Curse this summer fellowship in LA. It's good for my career and will be a fun change of scene. But I'm going to miss Lisa, I'm going to miss comfy laying around the house, and it's going to fuck my brewing schedule. There's not a lot of time left. This weekend is needed for social time and the weekend after that is in Boston. I may need to do a crafy, very neat, weeknight brew otherwise I'll lose one of my yeast strains. I think (and I need to check this with my accountant) that I'll squeeze in a barley wine and bottle my IPA mid-week. The IPA is on hops and if I leave it too long it'll get out of hand. Then I can just forget about the barley wine as it will take a while to ferment and then can age in carboy forever. After I get back from Boston I think I'll brew three weekends in a row to finish out those yeast usage patterns. First a Dubbel immediately after bottling the Singel (4/9). Then a beer for my party on the lees of the oatmeal stout, which I'll also bottle for the party (4/16). Then a Tripel on the the Dubbel lees on 4/23. A party on 4/30 or 5/7, probably the latter. The party will have a simple Old British Beer from keg, plus supplies of Cat's Paw Pale, Oatmeal Stout, maybe some early Belgian Stout, remnants of Saison, and some fully matured Doctor Duvel and Twiggy Pilsner.

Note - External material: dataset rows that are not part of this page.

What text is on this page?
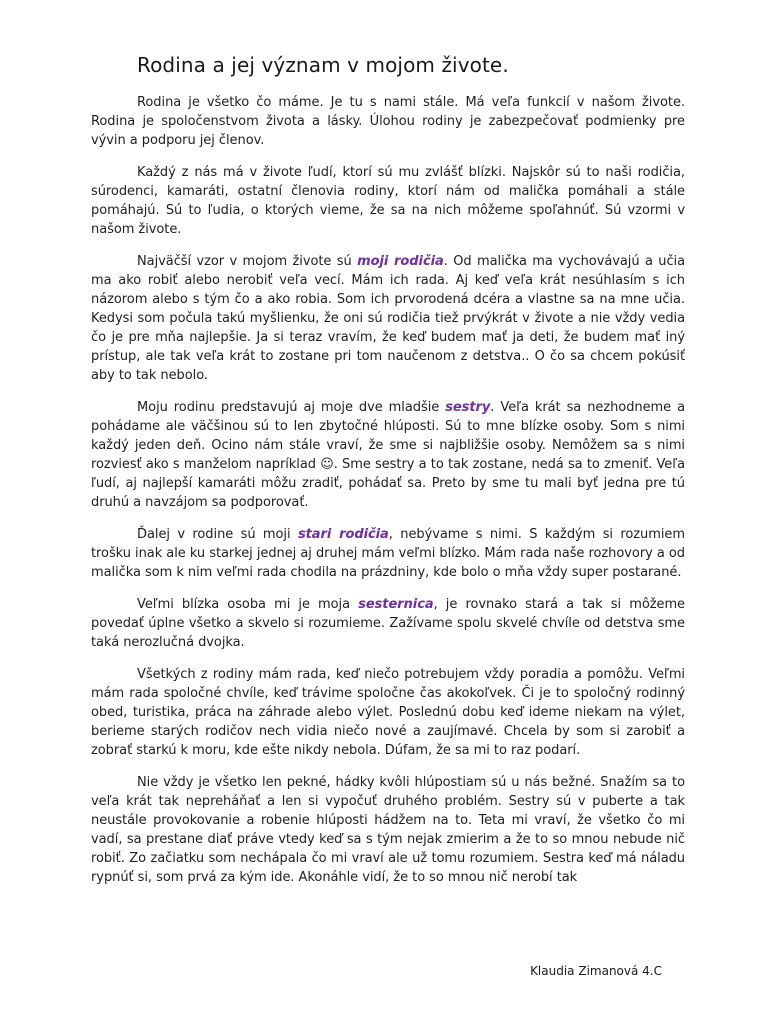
Rodina a jej význam v mojom živote.

Rodina je všetko čo máme. Je tu s nami stále. Má veľa funkcií v našom živote. Rodina je spoločenstvom života a lásky. Úlohou rodiny je zabezpečovať podmienky pre vývin a podporu jej členov.

Každý z nás má v živote ľudí, ktorí sú mu zvlášť blízki. Najskôr sú to naši rodičia, súrodenci, kamaráti, ostatní členovia rodiny, ktorí nám od malička pomáhali a stále pomáhajú. Sú to ľudia, o ktorých vieme, že sa na nich môžeme spoľahnúť. Sú vzormi v našom živote.

Najväčší vzor v mojom živote sú moji rodičia. Od malička ma vychovávajú a učia ma ako robiť alebo nerobiť veľa vecí. Mám ich rada. Aj keď veľa krát nesúhlasím s ich názorom alebo s tým čo a ako robia. Som ich prvorodená dcéra a vlastne sa na mne učia. Kedysi som počula takú myšlienku, že oni sú rodičia tiež prvýkrát v živote a nie vždy vedia čo je pre mňa najlepšie. Ja si teraz vravím, že keď budem mať ja deti, že budem mať iný prístup, ale tak veľa krát to zostane pri tom naučenom z detstva.. O čo sa chcem pokúsiť aby to tak nebolo.

Moju rodinu predstavujú aj moje dve mladšie sestry. Veľa krát sa nezhodneme a pohádame ale väčšinou sú to len zbytočné hlúposti. Sú to mne blízke osoby. Som s nimi každý jeden deň. Ocino nám stále vraví, že sme si najbližšie osoby. Nemôžem sa s nimi rozviesť ako s manželom napríklad ☺. Sme sestry a to tak zostane, nedá sa to zmeniť. Veľa ľudí, aj najlepší kamaráti môžu zradiť, pohádať sa. Preto by sme tu mali byť jedna pre tú druhú a navzájom sa podporovať.

Ďalej v rodine sú moji stari rodičia, nebývame s nimi. S každým si rozumiem trošku inak ale ku starkej jednej aj druhej mám veľmi blízko. Mám rada naše rozhovory a od malička som k nim veľmi rada chodila na prázdniny, kde bolo o mňa vždy super postarané.

Veľmi blízka osoba mi je moja sesternica, je rovnako stará a tak si môžeme povedať úplne všetko a skvelo si rozumieme. Zažívame spolu skvelé chvíle od detstva sme taká nerozlučná dvojka.

Všetkých z rodiny mám rada, keď niečo potrebujem vždy poradia a pomôžu. Veľmi mám rada spoločné chvíle, keď trávime spoločne čas akokoľvek. Či je to spoločný rodinný obed, turistika, práca na záhrade alebo výlet. Poslednú dobu keď ideme niekam na výlet, berieme starých rodičov nech vidia niečo nové a zaujímavé. Chcela by som si zarobiť a zobrať starkú k moru, kde ešte nikdy nebola. Dúfam, že sa mi to raz podarí.

Nie vždy je všetko len pekné, hádky kvôli hlúpostiam sú u nás bežné. Snažím sa to veľa krát tak nepreháňať a len si vypočuť druhého problém. Sestry sú v puberte a tak neustále provokovanie a robenie hlúposti hádžem na to. Teta mi vraví, že všetko čo mi vadí, sa prestane diať práve vtedy keď sa s tým nejak zmierim a že to so mnou nebude nič robiť. Zo začiatku som nechápala čo mi vraví ale už tomu rozumiem. Sestra keď má náladu rypnúť si, som prvá za kým ide. Akonáhle vidí, že to so mnou nič nerobí tak

Klaudia Zimanová 4.C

So that leaves me with three recipes to write over the next few weeks, plus a little fine-tuning of my barley wine hopping if needed. 1) I already have grain for the Dubbel. Design a beautiful, subtle, relatively deep-colored, Westmalle-esque grain bill. Hop very delicately. 2) Design a big but tightly articulated trippel. Will probably go a little hoppy for the style as I dislike overly fat trippels. That'll be Belgian Pils malt, sugar, some delicately controlled specialty malt, and moderate quantities of Saaz, Styrians, maybe Hallertau or, as Michael Jackson implies, Tettnang. 3) Design something that'll mature quickly in a keg, be easily approachable for others, allow me to play with Old British Beers, and, cheapo that I am, use the English ale yeast from my Oatmeal Stout.

Pause: George Gale Christmas Ale. Interesting. Cork finished, which shows in the aroma. Very highly spiced--cinnamon, cloves, nutmeg. Relatively light for the alcohol content (8.5 abv). Pretty acidic in the finish. Interesting. Not my thing entirely. But interesting.

OK, so back to number 3 above. Browsing through Old British Beers. OK, crap. I forgot almost all the beers I wanted to make from that are gigantic. And almost all require weird malts that I have to home toast. This is cool, of course, but requires a little research to work out plans or the requisite substitutions if necessary. And, shit, I'm also learning that kegging is slightly complicated. . . Maybe it's best to make this a simple, low-personal-investment beer.

Flipping through Mosher: Simple Belgian Pale Ale? Old Nut Case Brown Ale or own spin thereon? Rye Pale Ale? Tire-Biter Bitter?

Rye is a pain in the ass, though I do want to do it eventually. The nut brown ale type thing appeals to me a lot, but I'm leaning toward a simple, moderate Belgian pale. Never mind that that fucks up my yeast usage plan. Well, it's five bucks. I'll think about it. Must make up mind in a couple of days. Either a simple, warming, malty brown, or a malty, just barely hop-balanced, delicately spiced De Koninck type thing. The extra cost being a vial of White Labs basic Belgian Ale if I'm combining it with a keg order from MoreBeer. Must consider for another 24 hours.